- Antonio Clareti Pereira*
- PhD in Chemical Engineering São Paulo University – USP Belo Horizonte – MG – Brazil
- DOI: 10.5281/zenodo.20357561
Co-precipitation is a major challenge in hydrometallurgical processing because it directly affects metal recovery, product purity, reagent consumption, solid–liquid separation, and environmental performance. Although precipitation reactions are widely used for impurity removal and selective metal recovery, co-precipitation phenomena remain insufficiently understood due to the complex interactions between thermodynamic, kinetic, hydrodynamic, and interfacial parameters. This critical review examines how physicochemical variables—including pH, supersaturation, redox potential, temperature, ionic strength, solution composition, and colloidal effects—govern the mechanisms of adsorption, structural incorporation, occlusion, and gel-mediated entrapment in multicomponent hydrometallurgical systems. The review further evaluates the influence of operational factors, including mixing intensity, residence time, reagent addition strategy, and reactor design, on precipitation selectivity and process stability.

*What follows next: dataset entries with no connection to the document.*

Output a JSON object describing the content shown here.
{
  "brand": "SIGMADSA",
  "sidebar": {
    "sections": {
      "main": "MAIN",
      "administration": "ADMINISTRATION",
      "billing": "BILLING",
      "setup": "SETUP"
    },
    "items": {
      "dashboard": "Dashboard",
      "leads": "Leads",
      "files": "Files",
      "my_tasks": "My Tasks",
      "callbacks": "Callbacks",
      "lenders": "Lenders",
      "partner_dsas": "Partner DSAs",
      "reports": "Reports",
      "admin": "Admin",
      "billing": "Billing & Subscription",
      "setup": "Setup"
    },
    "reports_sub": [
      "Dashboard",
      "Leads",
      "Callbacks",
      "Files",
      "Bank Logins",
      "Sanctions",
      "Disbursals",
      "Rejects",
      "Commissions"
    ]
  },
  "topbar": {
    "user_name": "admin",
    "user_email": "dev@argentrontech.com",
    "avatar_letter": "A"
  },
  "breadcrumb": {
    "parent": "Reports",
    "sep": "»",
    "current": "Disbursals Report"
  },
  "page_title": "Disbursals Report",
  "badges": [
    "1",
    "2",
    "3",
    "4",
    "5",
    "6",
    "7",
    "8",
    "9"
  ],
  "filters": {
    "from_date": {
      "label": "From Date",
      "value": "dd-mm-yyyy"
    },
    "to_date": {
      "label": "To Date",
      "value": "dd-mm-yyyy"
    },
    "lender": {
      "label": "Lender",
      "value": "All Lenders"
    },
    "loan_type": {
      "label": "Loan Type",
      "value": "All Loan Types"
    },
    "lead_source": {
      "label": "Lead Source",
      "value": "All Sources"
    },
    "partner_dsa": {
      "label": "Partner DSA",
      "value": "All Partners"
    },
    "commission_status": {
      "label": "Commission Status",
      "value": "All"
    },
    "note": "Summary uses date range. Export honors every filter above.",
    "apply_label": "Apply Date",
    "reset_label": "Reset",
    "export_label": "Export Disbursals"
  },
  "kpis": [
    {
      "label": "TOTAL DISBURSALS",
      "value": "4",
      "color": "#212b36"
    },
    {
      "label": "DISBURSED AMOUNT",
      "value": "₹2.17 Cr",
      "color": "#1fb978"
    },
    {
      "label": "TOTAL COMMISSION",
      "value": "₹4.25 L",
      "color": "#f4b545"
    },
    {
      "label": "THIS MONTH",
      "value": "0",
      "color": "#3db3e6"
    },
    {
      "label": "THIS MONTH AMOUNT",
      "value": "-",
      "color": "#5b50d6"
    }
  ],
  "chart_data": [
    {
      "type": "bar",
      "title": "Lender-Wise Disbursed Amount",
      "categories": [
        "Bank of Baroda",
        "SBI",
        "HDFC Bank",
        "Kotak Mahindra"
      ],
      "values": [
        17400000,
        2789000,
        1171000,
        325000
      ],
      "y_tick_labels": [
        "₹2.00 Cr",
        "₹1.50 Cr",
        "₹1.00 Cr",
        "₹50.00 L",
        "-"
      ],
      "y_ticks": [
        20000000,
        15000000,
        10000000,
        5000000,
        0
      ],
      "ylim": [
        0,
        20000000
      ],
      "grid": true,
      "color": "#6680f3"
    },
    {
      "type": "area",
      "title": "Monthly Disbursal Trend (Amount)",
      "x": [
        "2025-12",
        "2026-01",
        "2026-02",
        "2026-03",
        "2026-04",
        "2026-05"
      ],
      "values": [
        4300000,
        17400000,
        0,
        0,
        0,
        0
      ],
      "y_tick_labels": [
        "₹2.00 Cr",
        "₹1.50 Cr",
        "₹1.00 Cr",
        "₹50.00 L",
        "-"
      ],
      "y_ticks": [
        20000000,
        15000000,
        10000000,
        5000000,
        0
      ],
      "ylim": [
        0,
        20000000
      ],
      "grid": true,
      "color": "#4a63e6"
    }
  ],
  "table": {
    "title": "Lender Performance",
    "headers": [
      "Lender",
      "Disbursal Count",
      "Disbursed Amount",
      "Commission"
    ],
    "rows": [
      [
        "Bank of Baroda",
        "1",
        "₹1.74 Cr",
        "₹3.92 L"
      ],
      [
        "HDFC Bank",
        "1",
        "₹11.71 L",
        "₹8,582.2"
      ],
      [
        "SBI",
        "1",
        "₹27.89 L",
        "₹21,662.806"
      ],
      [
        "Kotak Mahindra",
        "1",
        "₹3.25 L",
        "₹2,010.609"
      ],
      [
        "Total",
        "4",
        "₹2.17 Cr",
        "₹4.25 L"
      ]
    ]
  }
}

Industrial case studies of zinc, nickel, copper, rare earth, and battery recycling systems are critically analyzed alongside the technology readiness level (TRL) of conventional and emerging control strategies. The analysis demonstrates that effective co-precipitation control requires integrated process design rather than isolated parameter optimization. Current limitations in predictive modeling, real-time monitoring, and industrial multivariable control are identified as key barriers for the development of selective and sustainable hydrometallurgical processes.